BREVE STORIA
DI ROMA di Peter Jones
In questo
breve saggio, poco meno di trecento pagine, lo storico inglese Peter Jones
racconta la storia della Roma antica, dalla mitica data della sua fondazione,
753 a.c., fino alla deposizione dell’ultimo imperatore beffardamente nominato
Romolo Augustolo, 476 d.c.
E’ una
storia raccontata con ironia e senza pesantezza che racchiude una serie di
aneddoti e la narrazione di vicende che interessavano la quotidianità degli
abitanti della Roma antica. Dai bagni termali ai ludi alle esibizioni dei
gladiatori senza tralasciare, chiaramente, gli aspetti più salienti della
stessa Roma, prima monarchica, poi repubblicana e, infine, imperiale. La grande
macchina amministrativa, soprattutto bellica, la lingua esportata, poi, in
larga parte del mondo conosciuto, quella struttura normativa che, ancor oggi,
rappresenta un fondamento per il diritto di diverse aree del mondo.

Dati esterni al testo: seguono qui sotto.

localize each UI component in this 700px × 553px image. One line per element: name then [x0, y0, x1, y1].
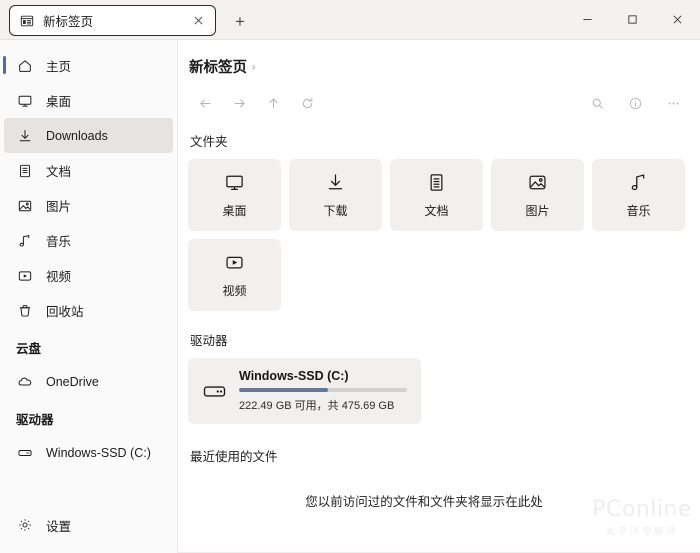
search-icon[interactable] — [580, 88, 614, 118]
back-button[interactable] — [188, 88, 222, 118]
sidebar-item-label: OneDrive — [46, 374, 99, 389]
sidebar-item-label: 视频 — [46, 270, 72, 284]
sidebar-item-label: 设置 — [46, 519, 72, 534]
sidebar-item-label: Windows-SSD (C:) — [46, 445, 151, 460]
sidebar-item-downloads[interactable]: Downloads — [4, 118, 173, 153]
drive-usage-text: 222.49 GB 可用，共 475.69 GB — [239, 400, 395, 412]
sidebar: 主页 桌面 Downloads 文档 图片 音乐 视频 回收站 云盘 OneDr… — [0, 40, 178, 553]
info-icon[interactable] — [618, 88, 652, 118]
close-window-button[interactable] — [655, 0, 700, 39]
folder-label: 下载 — [323, 204, 348, 218]
navigation-toolbar — [178, 83, 700, 123]
folder-label: 音乐 — [626, 204, 651, 218]
chevron-right-icon: › — [252, 62, 256, 73]
gear-icon — [16, 517, 33, 534]
folders-section-title: 文件夹 — [190, 135, 228, 149]
drive-name: Windows-SSD (C:) — [239, 369, 349, 383]
breadcrumb-item[interactable]: 新标签页 — [189, 56, 247, 77]
sidebar-item-home[interactable]: 主页 — [3, 48, 173, 83]
maximize-button[interactable] — [610, 0, 655, 39]
picture-icon — [527, 171, 549, 193]
video-icon — [224, 251, 246, 273]
close-icon[interactable] — [189, 12, 207, 30]
forward-button[interactable] — [222, 88, 256, 118]
drive-icon — [16, 444, 33, 461]
music-icon — [628, 171, 650, 193]
cloud-icon — [16, 373, 33, 390]
tab-title: 新标签页 — [43, 15, 94, 29]
sidebar-item-desktop[interactable]: 桌面 — [4, 83, 173, 118]
up-button[interactable] — [256, 88, 290, 118]
monitor-icon — [224, 171, 246, 193]
drive-usage-bar-fill — [239, 388, 329, 392]
sidebar-item-windows-ssd[interactable]: Windows-SSD (C:) — [4, 435, 173, 470]
drive-usage-bar — [239, 388, 407, 392]
sidebar-item-settings[interactable]: 设置 — [4, 507, 173, 543]
sidebar-item-onedrive[interactable]: OneDrive — [4, 364, 173, 399]
recent-files-section-title: 最近使用的文件 — [190, 450, 278, 464]
sidebar-item-label: 主页 — [46, 60, 72, 74]
sidebar-item-recycle-bin[interactable]: 回收站 — [4, 293, 173, 328]
content-scroll-area: 文件夹 桌面 下载 文档 图片 音乐 视频 驱动器 Windows-SSD (C… — [178, 123, 700, 553]
sidebar-item-music[interactable]: 音乐 — [4, 223, 173, 258]
window-controls — [565, 0, 700, 39]
folder-card-downloads[interactable]: 下载 — [289, 159, 382, 231]
more-options-button[interactable] — [656, 88, 690, 118]
content-pane: 新标签页 › 文件夹 桌面 下载 文档 图片 音乐 视频 驱动器 Windows… — [178, 40, 700, 553]
monitor-icon — [16, 92, 33, 109]
recent-files-empty-state: 您以前访问过的文件和文件夹将显示在此处 — [305, 495, 543, 509]
folder-card-music[interactable]: 音乐 — [592, 159, 685, 231]
sidebar-section-drives: 驱动器 — [16, 413, 54, 427]
window-body: 主页 桌面 Downloads 文档 图片 音乐 视频 回收站 云盘 OneDr… — [0, 40, 700, 553]
recycle-bin-icon — [16, 302, 33, 319]
toolbar-right-group — [580, 88, 690, 118]
selection-accent-bar — [3, 56, 6, 74]
folder-label: 图片 — [525, 204, 550, 218]
new-tab-button[interactable]: + — [228, 9, 252, 33]
sidebar-item-videos[interactable]: 视频 — [4, 258, 173, 293]
tab-page-icon — [20, 14, 34, 28]
minimize-button[interactable] — [565, 0, 610, 39]
music-icon — [16, 232, 33, 249]
download-icon — [16, 127, 33, 144]
folder-card-documents[interactable]: 文档 — [390, 159, 483, 231]
drive-info: Windows-SSD (C:) 222.49 GB 可用，共 475.69 G… — [239, 369, 407, 413]
sidebar-item-pictures[interactable]: 图片 — [4, 188, 173, 223]
drive-card-windows-ssd[interactable]: Windows-SSD (C:) 222.49 GB 可用，共 475.69 G… — [188, 358, 421, 424]
folders-grid: 桌面 下载 文档 图片 音乐 视频 — [188, 159, 690, 311]
sidebar-item-documents[interactable]: 文档 — [4, 153, 173, 188]
folder-label: 视频 — [222, 284, 247, 298]
home-icon — [16, 57, 33, 74]
title-bar: 新标签页 + — [0, 0, 700, 40]
drives-section-title: 驱动器 — [190, 334, 228, 348]
refresh-button[interactable] — [290, 88, 324, 118]
folder-card-desktop[interactable]: 桌面 — [188, 159, 281, 231]
folder-card-pictures[interactable]: 图片 — [491, 159, 584, 231]
folder-card-videos[interactable]: 视频 — [188, 239, 281, 311]
folder-label: 文档 — [424, 204, 449, 218]
breadcrumb: 新标签页 › — [178, 40, 700, 77]
sidebar-item-label: 音乐 — [46, 235, 72, 249]
folder-label: 桌面 — [222, 204, 247, 218]
picture-icon — [16, 197, 33, 214]
video-icon — [16, 267, 33, 284]
sidebar-item-label: 回收站 — [46, 305, 84, 319]
sidebar-item-label: 桌面 — [46, 95, 72, 109]
file-explorer-window: 新标签页 + 主页 桌面 Downloads 文档 图片 音乐 视频 回收站 云… — [0, 0, 700, 553]
drive-icon — [201, 378, 227, 404]
sidebar-item-label: 图片 — [46, 200, 72, 214]
document-icon — [16, 162, 33, 179]
document-icon — [426, 171, 448, 193]
sidebar-item-label: 文档 — [46, 165, 72, 179]
sidebar-item-label: Downloads — [46, 128, 108, 143]
sidebar-section-cloud: 云盘 — [16, 342, 42, 356]
download-icon — [325, 171, 347, 193]
browser-tab[interactable]: 新标签页 — [9, 5, 216, 36]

Chiaramente Peter Jones non illustra la Roma antica esclusivamente in termini elegiaci. Ne sottolinea, anzi, gli aspetti critici e i fondamenti di un’organizzazione e di un modello produttivo, economico e sociale che si basava, comunque, su forme di sfruttamento assai maggiori anche a quelle dei nostri giorni. Era un’economia schiavistica e nella Roma antica, tutto sommat
o e al di là delle fantasiose e leggendarie ricostruzioni che spesso si ascoltano, vivevano bene soltanto quei pochi che appartenevano alle élites economiche e sociali. Ciò non toglie il contributo che l’organizzazione della città immortale, soprattutto quando si fece impero, fornì in diversi ambiti, spesso ricopiando in meglio e riadattando modelli già in uso presso altri popoli, soprattutto etruschi e greci. Colpisce, infine, l’aspetto cosmopolita di Roma, la necessità d’integrare quei popoli che, via via, venivano conquistati e la riprova sta nel fatto che diversi imperatori erano tutt’altro che romani. Un insegnamento, questo, buono per tanti razzisti e xenofobi dei nostri giorni che, magari, dicono d’ispirarsi ai fasti della Roma imperiale.